Ludwig von Mises Institute president Lew Rockwell has just launched his new podcast show The Lew Rockwell Show. Each episode of the show is roughly 13 to 16 minutes long, in which he comments on various issues, particularly the state's affairs in every economic, cultural, and social facet of our lives. He also interviews prominent libertarian guests who, with him, will discuss various vile and diabolical acts against all of us committed by the state.
Here's a list of the first three episodes so far:
- The first podcast -- the "pilot" if you will, which is entitled "The Fed and Friends" -- features Lew talking about what the Fed and the state are doing to our economy. (Running time: 16:12)
- The second podcast, entitled "The Banks Are Broke," features Lew interviewing monetary/banking economist Joe Salerno who describes in depth the atrocities of the fractional-reserve and thus house-of-cards banking apparatus. (Running time: 13:19)
- the third podcast, entitled "Who Killed The Constitution?," features Lew interviewing libertarian blogger and author Tom Woods who talks about his new book Who Killed the Constitution?, in which he posits how the Constitution was less libertarian than the Articles of Confederation and why we shouldn't care about it. (Running time: 16:58)

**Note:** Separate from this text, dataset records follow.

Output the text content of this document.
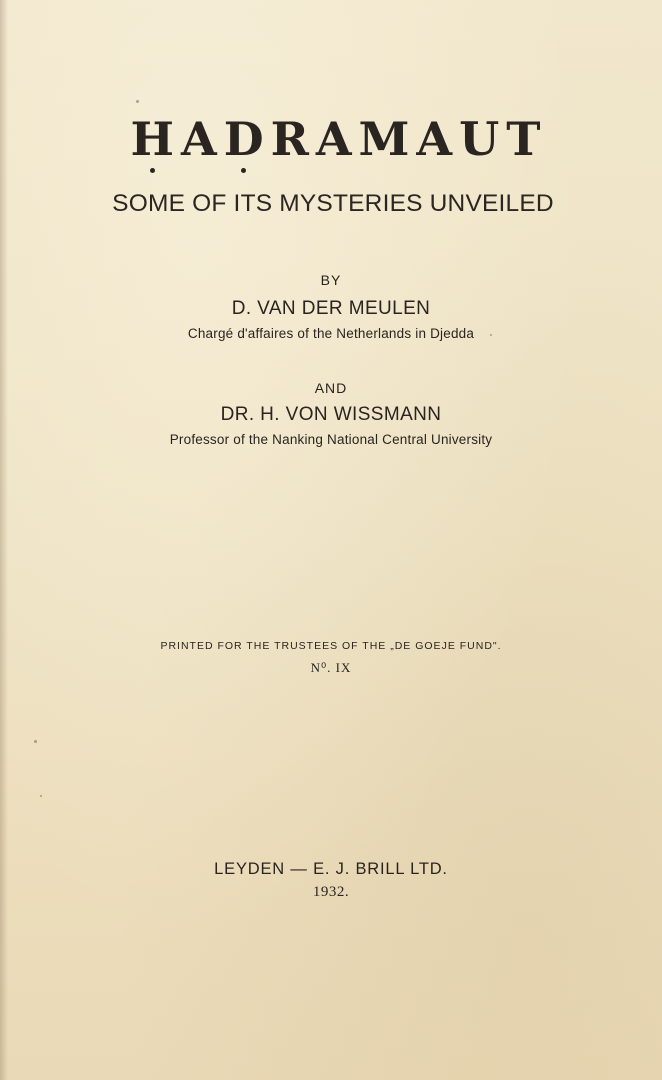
HADRAMAUT
SOME OF ITS MYSTERIES UNVEILED
BY
D. VAN DER MEULEN
Chargé d'affaires of the Netherlands in Djedda
AND
DR. H. VON WISSMANN
Professor of the Nanking National Central University
PRINTED FOR THE TRUSTEES OF THE „DE GOEJE FUND".
N⁰. IX
LEYDEN — E. J. BRILL LTD.
1932.
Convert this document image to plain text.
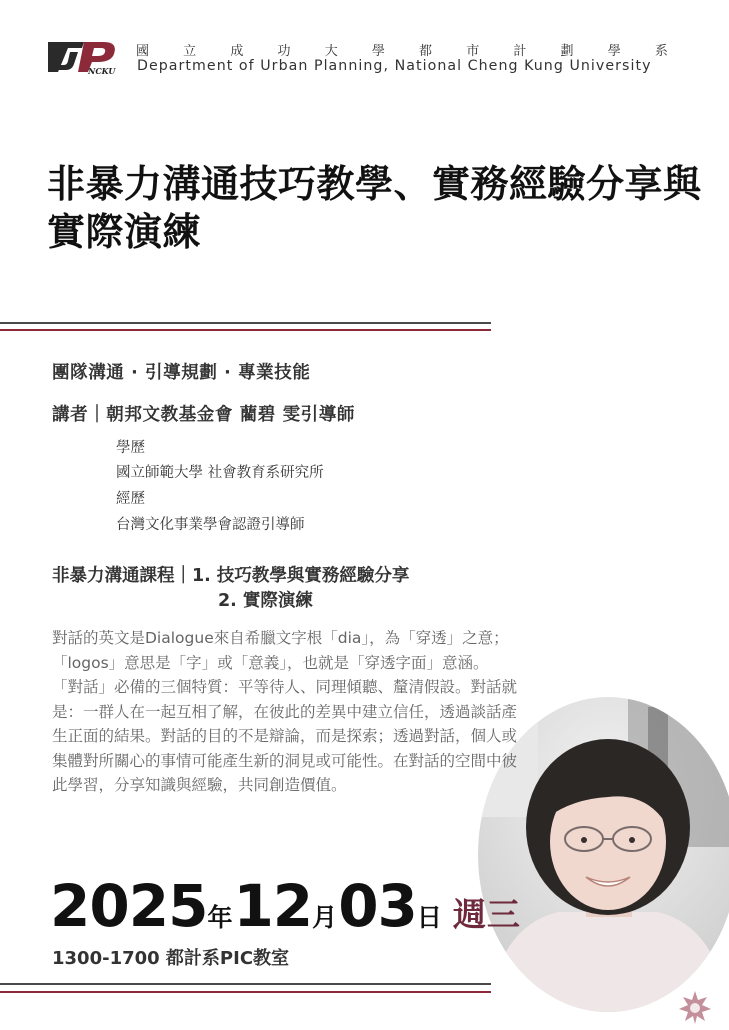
NCKU
國	立	成	功	大	學	都	市	計	劃	學	系
Department of Urban Planning, National Cheng Kung University
非暴力溝通技巧教學、實務經驗分享與實際演練
團隊溝通 · 引導規劃 · 專業技能
講者｜朝邦文教基金會 藺碧 雯引導師
學歷
國立師範大學 社會教育系研究所
經歷
台灣文化事業學會認證引導師
非暴力溝通課程｜1. 技巧教學與實務經驗分享
2. 實際演練

對話的英文是Dialogue來自希臘文字根「dia」，為「穿透」之意；「logos」意思是「字」或「意義」，也就是「穿透字面」意涵。

「對話」必備的三個特質：平等待人、同理傾聽、釐清假設。對話就是：一群人在一起互相了解，在彼此的差異中建立信任，透過談話產生正面的結果。對話的目的不是辯論，而是探索；透過對話，個人或集體對所關心的事情可能產生新的洞見或可能性。在對話的空間中彼此學習，分享知識與經驗，共同創造價值。

2025 年 12 月 03 日 週三
1300-1700 都計系PIC教室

The show is vibrant, inspiring, and raw, not to mention highly eloquent. Lew's voice shows how strong and booming it is, in terms of how he communicates his pro-freedom ideas, although it may come off as somewhat intimidating to other people. His poignant interview and commentary styles are a reflection of how much of a true professional he is in the realm of liberty.
With him as my competition, I'll have to step it up now. Grade: A (I could have gone for A+, but decided against it because Lew's show is a bit too short).